Con timidezza e scarse, scarsissime speranze le chiesi se volesse da bere. Lei alzò gli occhi e dopo un attimo disse si. Trasalii, dovetti quasi ributtare giù un sorpreso "Ma dici davvero?" e dopo un attimo stavamo sorseggiando i nostri vodka-redbull in una zona più tranquilla.
Chiacchierammo con piacevolezza per quasi due ore, raccontandoci delle nostre vite, dei nostri sogni e dei viaggi che avremmo voluto fare. Dovetti interromperla spesso con un "Sorry, i didin't understand 'cause of the noise" ma non era il rumore: mi perdevo nella sua bellezza e nelle curve delle sue labbra carnose.

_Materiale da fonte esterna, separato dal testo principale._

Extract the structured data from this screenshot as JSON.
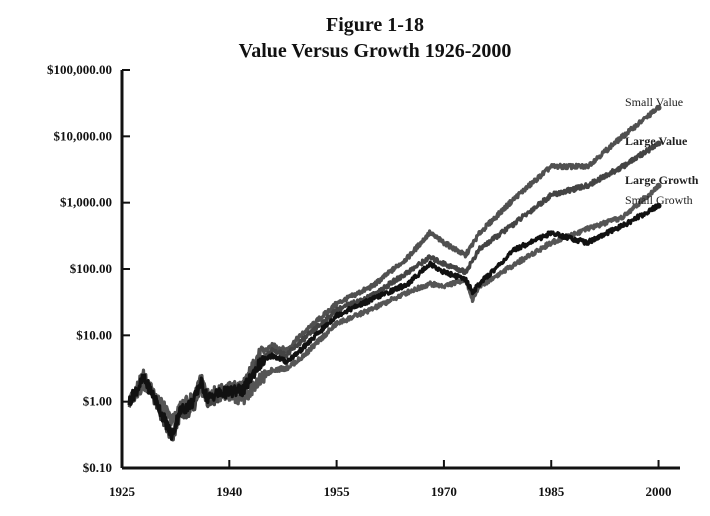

Dopo il terzo drink, mentre ancora parlavamo fitti e sempre più intimi, arrivò una sua amica a chiamarla: dovevano andare via. Rimase un attimo tra l'interdetto e il deluso e un filo di speranza mi rianimò, era triste come me al pensiero di dover andare. Le chiesi il telefono ma quel filo di speranza ricadde esanime a terra: fece una smorfia e disse "Ti lascio l'email ok?"
Capii che probabilmente aveva già un ragazzo e un'altra vita fuori di lì. Prima che andasse le chiesi il suo nome, nel frastuono non c'eravamo neppure presentati: si chiamava Antonia.
Un Antonello dall'Italia che incontra un'Antonia in Germania, curioso. Fu l'ultimo sorriso di quella serata. Superfluo è dire che non la vidi più, certe emozioni e certi incontri capitano solo nell'ombelico del mondo.
A Dubai trovai alla radio un pezzo di Ramazzotti, in Germania Lorenzo Cherubini... E' così che nacque la curiosità di scoprire quali fossero gli artisti italiani famosi anche all'estero.
Eros Ramazzotti è stato il primo cantante dell'era moderna a sfondare davvero in ogni dove. I suoi tour mondiali hanno sempre registrato successi, grazie anche ad una presenza scenica di indubbio valore, e le sue canzoni sono diventate hit senza confini e spesso tradotte in altre lingue. Credo sia stato il primo a capire l'importanza dei duetti con artisti mondiali: cominciò con Patsy Kensit nel 1987 ne "La luce buona delle stelle" e fu un album da quasi 4milioni di copie nel mondo. Sono seguite hit con Tina Turner, Anastacia, Ricky Martin, Cher e molti altri.
In Germania, oltre a lui e Jovanotti, è molto famosa anche Gianna Nannini: non era difficile trovare i suoi dischi nei negozi o nei mercatini dell'usato. In un negozio di Bernburg trovai anche i cd di Laura Pausini e di Elisa ma non solo. Da quelle parti non c'è anima viva che non conosca "L'italiano" di Toto Cotugno (conosciuto anche in Francia) e gli evergreen di Albano e Romina.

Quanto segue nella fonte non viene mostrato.